Monday, July 25, 2011

GoMnomnom: Heavy Things

Things are going pretty well. I've got less than a week left out here. It feels long, but I can't complain. One of my bosses has been more mellow since he got back from vacation and the other one seems preoccupied with getting me to laugh. As long as the second one doesn't start pulling boners or killing folks with fish, I can accept that.
I forgot my electric razor in my suitcase at Terry's and I only brought three disposable razors out here, but the kicker is that I put off shaving until I had a full, bushy beard and now I'm not sure if three disposables will be enough to cut through the beardiness. Oh, the drama!

Anyway, I'm building up the pad for my time at home and trying to work on some actual fiction (in addition to two tiny projects I'm doing). Look forward to more 7252, more 1000 Words, more Sunday Morning Soapboxes, some Actual Fiction, and more of The Prisoner (of course more Prisoner).


Crane Operators
One of our primary jobs is to lift big things. I liken the big crane operators to ‘mech jocks; they operate the giant piece of equipment that ‘does it,’ where the ‘it’ in question is 'move the things we’re being paid to move.'

It’s more complicated than that though. In order for a crane to grab anything that large, it needs to be balanced, stable, and securely hooked up to it. Our deck crews take care of that by making sure that the slings that connect the crane to the load are attached to points which are strong enough to bear their share of the weight. They make sure that those points of attachment evenly distribute the load. If you don't, your load (or you) will probably land in The Gulf of Mexico. People would then yell at you and make you pay money to pick it up.

That wouldn’t be the worst part though; you’d have to hire divers to do it. :(

Okay, so you need a good deck crew to make sure you can safely pick these pieces up. But they aren’t made of tinker toy parts; they’re metal structures designed to withstand hurricanes (mostly). That’s not something you put together with dowels or take apart with the tool set you keep in your car. It’s an issue for welders.

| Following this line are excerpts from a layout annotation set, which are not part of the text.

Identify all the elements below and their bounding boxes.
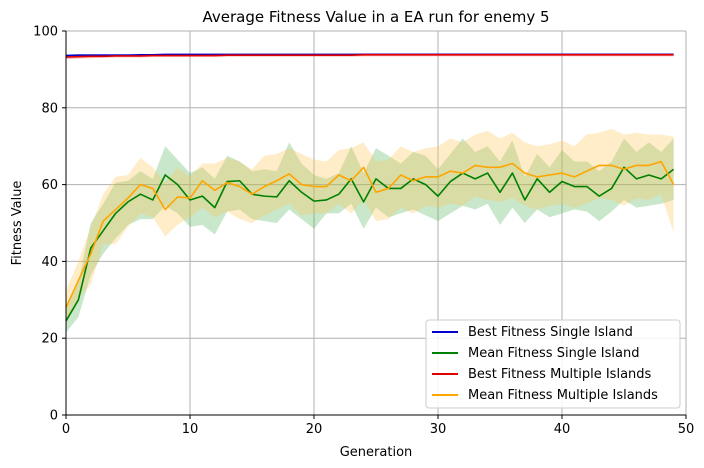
y-tick-label: 40 bbox=[41, 255, 58, 270]
band-mean-fitness-multiple-islands bbox=[66, 128, 674, 323]
x-tick-label: 20 bbox=[306, 422, 323, 437]
legend-item-best-single: Best Fitness Single Island bbox=[432, 325, 633, 340]
x-tick-label: 50 bbox=[678, 422, 695, 437]
legend-item-mean-multiple: Mean Fitness Multiple Islands bbox=[432, 388, 658, 403]
line-best-fitness-multiple-islands bbox=[65, 54, 674, 58]
series-lines bbox=[65, 53, 675, 322]
legend-item-mean-single: Mean Fitness Single Island bbox=[432, 346, 639, 361]
axes bbox=[65, 31, 686, 416]
line-mean-fitness-single-island bbox=[65, 166, 675, 322]
legend: Best Fitness Single Island Mean Fitness … bbox=[425, 319, 681, 409]
legend-item-best-multiple: Best Fitness Multiple Islands bbox=[432, 367, 652, 382]
x-axis-label: Generation bbox=[340, 445, 413, 460]
band-mean-fitness-single-island bbox=[66, 138, 674, 333]
y-tick-label: 60 bbox=[41, 178, 58, 193]
chart-title: Average Fitness Value in a EA run for en… bbox=[202, 8, 549, 26]
legend-label: Best Fitness Single Island bbox=[468, 325, 633, 340]
x-tick-label: 30 bbox=[430, 422, 447, 437]
y-tick-label: 20 bbox=[41, 332, 58, 347]
y-axis-label: Fitness Value bbox=[10, 181, 25, 266]
y-tick-label: 100 bbox=[33, 25, 58, 40]
y-tick-label: 0 bbox=[50, 409, 58, 424]
legend-label: Mean Fitness Single Island bbox=[468, 346, 639, 361]
line-mean-fitness-multiple-islands bbox=[65, 160, 675, 308]
legend-label: Mean Fitness Multiple Islands bbox=[468, 388, 658, 403]
x-tick-label: 0 bbox=[62, 422, 70, 437]
legend-label: Best Fitness Multiple Islands bbox=[468, 367, 652, 382]
ticks: 0 10 20 30 40 50 0 20 40 60 80 100 bbox=[33, 25, 694, 438]
legend-box bbox=[425, 319, 681, 409]
y-tick-label: 80 bbox=[41, 101, 58, 116]
x-tick-label: 10 bbox=[182, 422, 199, 437]
x-tick-label: 40 bbox=[554, 422, 571, 437]
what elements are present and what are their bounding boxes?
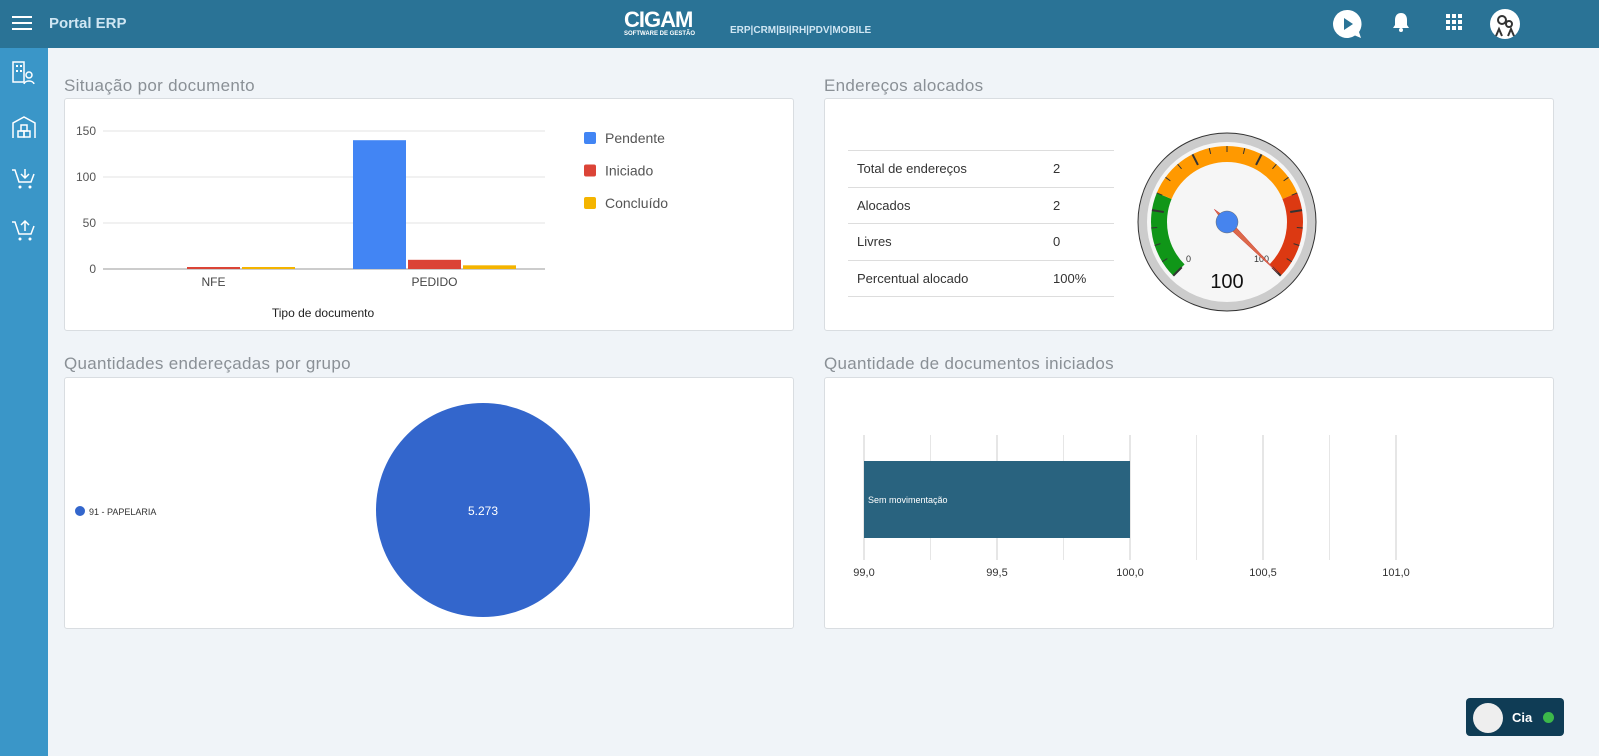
cart-upload-icon[interactable] xyxy=(11,218,37,244)
gauge-tick xyxy=(1154,243,1161,246)
legend-label: Pendente xyxy=(605,130,665,146)
legend-label: Iniciado xyxy=(605,163,653,179)
gauge-tick xyxy=(1208,147,1212,155)
y-tick-label: 0 xyxy=(89,262,96,276)
gauge-band xyxy=(1269,192,1303,276)
gauge-tick xyxy=(1242,147,1246,155)
logo-subtitle: SOFTWARE DE GESTÃO xyxy=(624,31,696,37)
pie-slice[interactable] xyxy=(376,403,590,617)
section-title-documentos: Quantidade de documentos iniciados xyxy=(824,354,1114,373)
bar[interactable] xyxy=(864,461,1130,538)
gauge-tick xyxy=(1161,258,1168,263)
pie-slice-label: 5.273 xyxy=(468,504,498,518)
building-user-icon[interactable] xyxy=(11,60,37,86)
gauge-tick xyxy=(1151,209,1164,213)
chat-label: Cia xyxy=(1512,710,1533,725)
legend-swatch xyxy=(75,506,85,516)
x-tick-label: NFE xyxy=(202,275,226,289)
gauge-tick xyxy=(1291,192,1298,196)
alloc-label: Percentual alocado xyxy=(848,259,1044,297)
gauge-tick xyxy=(1283,176,1289,182)
play-chat-icon[interactable] xyxy=(1332,9,1363,39)
gauge-max-label: 100 xyxy=(1254,254,1269,264)
gauge-tick xyxy=(1191,153,1199,166)
panel-situacao xyxy=(64,98,794,331)
bar-concluído[interactable] xyxy=(242,267,295,269)
online-status-dot xyxy=(1543,712,1554,723)
legend-swatch xyxy=(584,164,596,177)
gauge-tick xyxy=(1286,258,1293,263)
section-title-quantidades: Quantidades endereçadas por grupo xyxy=(64,354,351,373)
y-tick-label: 100 xyxy=(76,170,96,184)
y-tick-label: 50 xyxy=(83,216,97,230)
gauge-tick xyxy=(1272,163,1277,170)
section-title-enderecos: Endereços alocados xyxy=(824,76,984,95)
gauge-tick xyxy=(1255,153,1263,166)
gauge-hub xyxy=(1215,210,1239,234)
alloc-label: Alocados xyxy=(848,186,1044,224)
gauge-tick xyxy=(1156,192,1163,196)
legend-label: 91 - PAPELARIA xyxy=(89,507,156,517)
modules-list: ERP|CRM|BI|RH|PDV|MOBILE xyxy=(730,25,872,36)
warehouse-icon[interactable] xyxy=(11,114,37,140)
bar-iniciado[interactable] xyxy=(187,267,240,269)
chat-widget[interactable]: Cia xyxy=(1466,698,1564,736)
alloc-row: Alocados 2 xyxy=(848,186,1114,224)
sidebar xyxy=(0,48,48,756)
gauge-tick xyxy=(1177,163,1182,170)
gauge-tick xyxy=(1293,243,1300,246)
gauge-band xyxy=(1156,146,1298,200)
user-avatar[interactable] xyxy=(1490,9,1520,39)
alloc-label: Livres xyxy=(848,223,1044,260)
alloc-label: Total de endereços xyxy=(848,150,1044,187)
bar-pendente[interactable] xyxy=(353,140,406,269)
x-tick-label: 100,5 xyxy=(1249,567,1277,579)
alloc-value: 0 xyxy=(1044,223,1114,260)
gauge-tick xyxy=(1290,209,1303,213)
legend-swatch xyxy=(584,132,596,144)
section-title-situacao: Situação por documento xyxy=(64,76,255,95)
alloc-value: 100% xyxy=(1044,259,1114,297)
gauge-tick xyxy=(1172,266,1183,277)
bell-icon[interactable] xyxy=(1392,12,1410,32)
gauge-tick xyxy=(1165,176,1171,182)
assistant-avatar xyxy=(1473,703,1503,733)
legend-label: Concluído xyxy=(605,195,668,211)
allocation-gauge: 0 100 100 xyxy=(1137,132,1317,312)
horizontal-bar-chart: 99,0 99,5 100,0 100,5 101,0 Sem movimentação xyxy=(853,435,1410,579)
alloc-value: 2 xyxy=(1044,150,1114,187)
logo-text: CIGAM xyxy=(624,7,693,32)
app-title[interactable]: Portal ERP xyxy=(49,15,127,32)
alloc-table: Total de endereços 2 Alocados 2 Livres 0 Perce… xyxy=(848,150,1114,297)
bar-concluído[interactable] xyxy=(463,265,516,269)
gauge-band xyxy=(1151,192,1185,276)
x-axis-label: Tipo de documento xyxy=(272,306,375,320)
x-tick-label: 99,5 xyxy=(986,567,1007,579)
gauge-min-label: 0 xyxy=(1186,254,1191,264)
x-tick-label: 100,0 xyxy=(1116,567,1144,579)
gauge-value-label: 100 xyxy=(1210,271,1243,293)
alloc-row: Percentual alocado 100% xyxy=(848,259,1114,297)
x-tick-label: PEDIDO xyxy=(411,275,457,289)
cart-download-icon[interactable] xyxy=(11,166,37,192)
bar-iniciado[interactable] xyxy=(408,259,461,269)
alloc-value: 2 xyxy=(1044,186,1114,224)
y-tick-label: 150 xyxy=(76,124,96,138)
bar-label: Sem movimentação xyxy=(868,495,948,505)
alloc-row: Total de endereços 2 xyxy=(848,150,1114,187)
x-tick-label: 101,0 xyxy=(1382,567,1410,579)
top-header: Portal ERP CIGAM SOFTWARE DE GESTÃO ERP|C… xyxy=(0,0,1599,48)
alloc-row: Livres 0 xyxy=(848,223,1114,260)
pie-chart: 5.273 91 - PAPELARIA xyxy=(75,403,590,617)
legend-swatch xyxy=(584,197,596,209)
menu-icon[interactable] xyxy=(12,16,32,32)
apps-grid-icon[interactable] xyxy=(1446,14,1462,30)
cigam-logo: CIGAM SOFTWARE DE GESTÃO xyxy=(602,9,695,38)
x-tick-label: 99,0 xyxy=(853,567,874,579)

Welders are the second-largest population on the barge. They cut the platforms loose, weld on the structures needed to grab them safely, then, after we move everything, they weld those pieces down again so they don’t slide into The Gulf of Mexico while we’re sending them into shore.

And the lifting and rigging and welding only happen if the crane's working. It’s a massive piece of machinery that needs power, hydraulic pressure, motors, cooling lines, and electrical control systems to work properly. If you can’t control the block that holds the slings, raise/lower the boom, or rotate the crane, then there’s no point in using it. While only one guy controls the crane, there’s an entire team of electricians and mechanics making sure that it works, and works safely. If they’ve got time, they keep the rest of the barge working too.

And the rest
The rest of us, from the medic to the clerk and the guys that do the cooking and cleaning are all support for that. Well, maybe not the clerk so much. He’s always blogging or some shit.